CLOVIS DE BARROS CARVALHO, Secretário do Governo Municipal

DECRETO Nº 51.607, DE 1º DE JULHO DE 2010

Declara de interesse social, para desapropriação pela COHAB/SP, imóvel particular situado no Distrito de São Miguel, necessário à implantação de programa habitacional. GILBERTO KASSAB, Prefeito do Município de São Paulo, no uso das atribuições que lhe são conferidas por lei, e na conformidade do disposto no artigo , inciso V, da Lei nº 4.132, de 10 de setembro de 1962,

D E C R E T A:

Art. 1º. Fica declarado de interesse social, para ser desapropriado judicialmente ou adquirido mediante acordo, pela Companhia Metropolitana de Habitação de São Paulo – COHAB/ SP, o imóvel particular situado no Distrito de São Miguel, necessário à implantação de programa habitacional, contido na área de 10.676,00m² (dez mil, seiscentos e setenta e seis metros quadrados), delimitada pelo perímetro 1-2-3-4-1, indicado na planta P-31.087-A1, do arquivo do Departamento de Desapropriações, juntada à fl. 3 do processo administrativo nº 2010-0.178.754-0.

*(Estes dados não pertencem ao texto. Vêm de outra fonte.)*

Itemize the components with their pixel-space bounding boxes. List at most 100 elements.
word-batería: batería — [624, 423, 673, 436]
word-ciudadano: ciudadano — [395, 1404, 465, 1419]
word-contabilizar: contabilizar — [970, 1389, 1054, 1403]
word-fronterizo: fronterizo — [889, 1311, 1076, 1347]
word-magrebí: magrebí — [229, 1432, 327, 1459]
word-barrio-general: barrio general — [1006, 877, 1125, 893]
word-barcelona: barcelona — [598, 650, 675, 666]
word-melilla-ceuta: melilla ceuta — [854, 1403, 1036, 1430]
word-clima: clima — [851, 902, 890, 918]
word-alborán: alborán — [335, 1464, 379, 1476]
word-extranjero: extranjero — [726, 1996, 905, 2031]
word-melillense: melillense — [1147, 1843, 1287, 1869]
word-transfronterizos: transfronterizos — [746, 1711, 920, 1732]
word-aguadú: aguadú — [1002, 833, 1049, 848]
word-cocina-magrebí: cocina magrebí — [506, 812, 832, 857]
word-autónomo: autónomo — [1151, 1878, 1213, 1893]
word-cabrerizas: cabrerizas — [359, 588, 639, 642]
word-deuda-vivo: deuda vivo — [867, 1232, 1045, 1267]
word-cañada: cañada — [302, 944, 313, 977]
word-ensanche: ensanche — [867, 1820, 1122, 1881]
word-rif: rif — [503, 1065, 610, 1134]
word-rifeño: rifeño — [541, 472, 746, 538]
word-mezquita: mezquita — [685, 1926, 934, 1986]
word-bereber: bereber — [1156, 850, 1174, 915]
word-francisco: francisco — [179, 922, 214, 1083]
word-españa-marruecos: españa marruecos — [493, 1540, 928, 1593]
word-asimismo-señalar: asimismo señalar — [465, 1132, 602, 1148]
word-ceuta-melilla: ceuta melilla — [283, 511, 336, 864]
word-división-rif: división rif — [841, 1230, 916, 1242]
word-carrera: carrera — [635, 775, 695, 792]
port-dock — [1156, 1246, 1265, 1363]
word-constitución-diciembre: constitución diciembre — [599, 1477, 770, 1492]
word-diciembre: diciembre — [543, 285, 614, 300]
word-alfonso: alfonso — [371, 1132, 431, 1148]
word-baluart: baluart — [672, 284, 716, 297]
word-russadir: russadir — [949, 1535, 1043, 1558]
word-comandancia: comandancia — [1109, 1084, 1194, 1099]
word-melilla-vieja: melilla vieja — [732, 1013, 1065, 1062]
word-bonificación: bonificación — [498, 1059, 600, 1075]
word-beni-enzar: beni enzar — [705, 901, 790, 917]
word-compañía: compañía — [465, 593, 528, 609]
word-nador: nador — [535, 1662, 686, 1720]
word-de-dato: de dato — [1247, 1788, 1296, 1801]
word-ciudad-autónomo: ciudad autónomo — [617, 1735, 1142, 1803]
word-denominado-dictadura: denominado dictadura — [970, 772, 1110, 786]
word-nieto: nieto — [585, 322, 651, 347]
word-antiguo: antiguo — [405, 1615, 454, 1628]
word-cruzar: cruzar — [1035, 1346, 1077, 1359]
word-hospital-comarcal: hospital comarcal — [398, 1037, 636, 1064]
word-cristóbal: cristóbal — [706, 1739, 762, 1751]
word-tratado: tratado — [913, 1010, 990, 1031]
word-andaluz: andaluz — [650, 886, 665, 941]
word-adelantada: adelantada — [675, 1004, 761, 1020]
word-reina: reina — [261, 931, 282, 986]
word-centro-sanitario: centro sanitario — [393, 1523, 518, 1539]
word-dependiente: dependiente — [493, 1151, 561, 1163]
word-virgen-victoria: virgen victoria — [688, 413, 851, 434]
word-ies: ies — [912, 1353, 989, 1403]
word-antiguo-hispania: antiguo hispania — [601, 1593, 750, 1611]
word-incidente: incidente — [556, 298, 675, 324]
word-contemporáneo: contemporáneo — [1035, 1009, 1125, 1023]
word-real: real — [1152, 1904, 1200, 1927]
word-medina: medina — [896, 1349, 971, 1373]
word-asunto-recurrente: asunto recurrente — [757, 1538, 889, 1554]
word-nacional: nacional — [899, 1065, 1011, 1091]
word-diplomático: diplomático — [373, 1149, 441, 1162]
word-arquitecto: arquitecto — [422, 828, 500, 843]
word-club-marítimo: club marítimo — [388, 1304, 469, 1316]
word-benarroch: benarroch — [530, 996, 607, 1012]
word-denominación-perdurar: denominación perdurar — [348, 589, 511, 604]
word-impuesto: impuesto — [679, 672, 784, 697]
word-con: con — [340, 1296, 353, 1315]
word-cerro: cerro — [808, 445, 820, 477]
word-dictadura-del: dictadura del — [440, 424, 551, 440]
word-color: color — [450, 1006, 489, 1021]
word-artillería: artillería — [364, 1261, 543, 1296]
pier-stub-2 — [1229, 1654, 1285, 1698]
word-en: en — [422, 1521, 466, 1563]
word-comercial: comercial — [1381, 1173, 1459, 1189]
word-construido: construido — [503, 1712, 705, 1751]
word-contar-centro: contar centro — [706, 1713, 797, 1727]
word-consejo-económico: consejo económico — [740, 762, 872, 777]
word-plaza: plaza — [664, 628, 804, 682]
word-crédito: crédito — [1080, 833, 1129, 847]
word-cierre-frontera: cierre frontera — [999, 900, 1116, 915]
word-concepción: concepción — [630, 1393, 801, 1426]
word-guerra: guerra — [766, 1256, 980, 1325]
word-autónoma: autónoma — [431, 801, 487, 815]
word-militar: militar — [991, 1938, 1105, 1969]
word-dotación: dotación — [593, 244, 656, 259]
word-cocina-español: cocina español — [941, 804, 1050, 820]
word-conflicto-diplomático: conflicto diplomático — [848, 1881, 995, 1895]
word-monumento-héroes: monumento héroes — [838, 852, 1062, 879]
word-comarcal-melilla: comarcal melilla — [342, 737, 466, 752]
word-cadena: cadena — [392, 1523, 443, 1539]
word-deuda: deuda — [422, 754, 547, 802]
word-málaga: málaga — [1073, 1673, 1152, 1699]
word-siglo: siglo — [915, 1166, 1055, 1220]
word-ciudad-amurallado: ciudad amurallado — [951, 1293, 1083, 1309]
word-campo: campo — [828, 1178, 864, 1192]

Art. 2º. As despesas decorrentes da execução deste decreto correrão por conta das dotações orçamentárias próprias, consignadas no orçamento de cada exercício.

Art. 3º. Este decreto entrará em vigor na data de sua publicação.

PREFEITURA DO MUNICÍPIO DE SÃO PAULO, aos 1º de julho de 2010, 457º da fundação de São Paulo.

GILBERTO KASSAB, PREFEITO

ELTON SANTA FÉ ZACARIAS, Secretário Municipal de Habitação Publicado na Secretaria do Governo Municipal, em 1º de julho de 2010.

CLOVIS DE BARROS CARVALHO, Secretário do Governo Municipal

DECRETO Nº 51.608, DE 1º DE JULHO DE 2010

Declara de interesse social, para desapropriação pela COHAB/SP, imóvel particular situado no Distrito de São Miguel, necessário à implantação de programa habitacional. GILBERTO KASSAB, Prefeito do Município de São Paulo, no uso das atribuições que lhe são conferidas por lei, e na conformidade do disposto no artigo , inciso V, da Lei nº 4.132, de 10 de setembro de 1962,

D E C R E T A:

Art. 1º. Fica declarado de interesse social, para ser desapropriado judicialmente ou adquirido mediante acordo, pela Companhia Metropolitana de Habitação de São Paulo – COHAB/ SP, o imóvel particular situado no Distrito de São Miguel, necessário à implantação de programa habitacional, contido na área de 6.273,00m² (seis mil, duzentos e setenta e três metros quadrados), delimitada pelo perímetro 1-2-3-4-5-6-7-8-1, indicado na planta P-31.080-A1, do arquivo do Departamento de Desapropriações, juntada à fl. 3 do processo administrativo nº 2010-0.176.892-9.

Art. 2º. As despesas decorrentes da execução deste decreto correrão por conta das dotações orçamentárias próprias, consignadas no orçamento de cada exercício.